Embriyonik Kök Hücrelerin Kullanımı ve Etik Tartışmalar
İnsan embriyonik kök hücrelerin kullanımı için, embriyodan bir hücre alındıktan sonra embriyonun yaşamına devam edememesi nedeniyle bu teknoloji etik açıdan tartışmalı hale gelmiştir. Çünkü, bu işlemin sonucunda, embryo gelişimine devam edemediği için, bir insanın hayatına son verme durumu söz konusu olur. Massachusetts’te bir şirkette yapılan çalışmada, insan embriyosundan bir hücrenin ayrılması başarılmıştır. Fakat bu işlemden sonra embriyolar yaşamına devam edememiştir. Kullanılan embriyo sayısını azaltmak için ise, parçalanmış olan embriyo kaynak olarak dondurulur. Devamındaki çalışmada, embriyodan bir ya da iki hücre elde edilmiş ve embriyonun gelişimine devam etmesi sağlanmıştır. Daha sonra bu strateji pre-implantasyon genetik tanıda (embriyonun rahime aktarılmasından önce yapılan tanı işlemi) da kullanılmıştır. Bu tanı işlemi ise, sadece sağlıklı embriyoların transferini ve hastalık yapıcı mutasyon taşıyan embriyoların elenmesini amaçlar. Fakat etik tartışmalar nedeniyle bu teknik yaygınlaşamamıştır.

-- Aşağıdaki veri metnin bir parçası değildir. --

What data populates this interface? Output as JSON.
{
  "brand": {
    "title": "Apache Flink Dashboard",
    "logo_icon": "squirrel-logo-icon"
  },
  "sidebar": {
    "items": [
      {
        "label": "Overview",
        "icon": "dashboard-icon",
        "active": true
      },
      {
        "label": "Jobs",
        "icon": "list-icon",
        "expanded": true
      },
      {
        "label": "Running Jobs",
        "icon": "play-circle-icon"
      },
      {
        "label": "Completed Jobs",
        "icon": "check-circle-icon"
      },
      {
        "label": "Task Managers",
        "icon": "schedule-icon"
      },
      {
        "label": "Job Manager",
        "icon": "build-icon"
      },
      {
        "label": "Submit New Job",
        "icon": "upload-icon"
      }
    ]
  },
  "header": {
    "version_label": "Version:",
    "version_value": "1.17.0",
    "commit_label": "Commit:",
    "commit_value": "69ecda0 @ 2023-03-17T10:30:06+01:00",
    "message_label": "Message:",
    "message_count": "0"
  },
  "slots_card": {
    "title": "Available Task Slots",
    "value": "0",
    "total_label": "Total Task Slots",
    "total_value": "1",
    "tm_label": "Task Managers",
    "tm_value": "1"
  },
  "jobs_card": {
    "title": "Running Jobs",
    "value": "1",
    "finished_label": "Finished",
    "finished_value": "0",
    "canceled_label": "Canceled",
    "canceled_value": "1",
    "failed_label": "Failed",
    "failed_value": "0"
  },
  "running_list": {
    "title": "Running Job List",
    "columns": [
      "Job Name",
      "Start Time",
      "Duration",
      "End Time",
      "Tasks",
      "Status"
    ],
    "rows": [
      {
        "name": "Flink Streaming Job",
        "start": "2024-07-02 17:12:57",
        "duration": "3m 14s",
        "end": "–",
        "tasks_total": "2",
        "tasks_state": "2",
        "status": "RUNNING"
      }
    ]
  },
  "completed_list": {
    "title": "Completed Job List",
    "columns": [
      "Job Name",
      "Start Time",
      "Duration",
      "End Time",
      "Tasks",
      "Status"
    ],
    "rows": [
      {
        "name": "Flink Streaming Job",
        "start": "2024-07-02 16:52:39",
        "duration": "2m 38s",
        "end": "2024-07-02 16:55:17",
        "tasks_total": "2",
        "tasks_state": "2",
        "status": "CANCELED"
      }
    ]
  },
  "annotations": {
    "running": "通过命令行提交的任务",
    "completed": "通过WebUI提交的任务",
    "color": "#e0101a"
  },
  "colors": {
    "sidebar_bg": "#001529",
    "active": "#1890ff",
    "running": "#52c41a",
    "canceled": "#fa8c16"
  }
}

Aynı yıl, yetişkin bir insandan uyarılmış pluripotent kök hücrelerinin (iPSC) üretilmesiyle insan embriyonik kök hücre çalışmalarının önemi azalmıştır. Çünkü iPSC hücreleri yetişkin bir insanın derisinden elde edilir, embriyonik kök hücreler gibi pluripotensi özelliği gösterir ve elde etmek için embriyolar kullanılmadığı için etik açıdan tartışmalı değildir. Bu nedenle, iPSC hücreleri, ES hücrelerinin yerine araştırma aracı ve hücresel tedavi olarak kullanılabilir.
Günümüzde iyi kalite uygulamaları koşulları altında üretilmiş insan ES hücreleri mevcuttur. Brisbane Avustralya’da ES Cell İnternational isimli bir şirkette dondurulmuş embriyolar bulunmaktadır. Kaliforniya’da bulunan BioTime isimli bir şirket, bu hücrelerin moleküler özelliklerini analiz etmiş ve genomlarını dizilemişlerdir. Elde ettikleri dataları da yayınlamışlardır.
İnsan uyarılmış pluripotent kök hücrelerinin yaygınlaşmasıyla, ES hücreleri araştırma aracı yerine altın standart olarak kullanılmıştır. Fakat, ES hücre uygulamaları modası geçmiş bir hal almıştır. Çünkü, ES hücreleri yapılarak kullanılan terapiler iPSC kullanılarak da yapılabilir hale gelmiştir. Hastaların deri hücreleri alınıp genetik mühendisliği yöntemleriyle programlandıktan sonra iPSC hücrelerine dönüştürülür. Bu sayede, iPSC hücreleriyle hastalık modeli oluşturulabilir. Bu yolla çok sayıda hastalık için, ilaç taraması çalışmaları ve hücresel tedavi çalışmaları yapılmaktadır. Hücresel tedavi çalışmalarında hastalardan alınan hücreler iPSC hücrelerine dönüştürüldükten sonra, CRISPR-Cas9 gen düzenleme yöntemiyle hastalık yapıcı mutasyonun düzeltilmesi ve hastaya nakledilmesine yönelik çalışmalar sürmektedir. Önümüzdeki yıllarda kök hücreye dayalı tedavi yöntemleri ve buna dayalı teknolojilerin kapsamının genişlemesi olasıdır.
Kaynakça:
1) Iliç ve Ogilvie. Concise Review: Human Embryonic Stem
CellsWhat Have We Done? What Are We Doing?
Where Are We Going?. Stem Cells. 1066-5099/2016
2) Marshak ve ark. Stem Cell Biology. 2001 Cold Spring Harbor Laboratory Press 0-87969-575-7/01.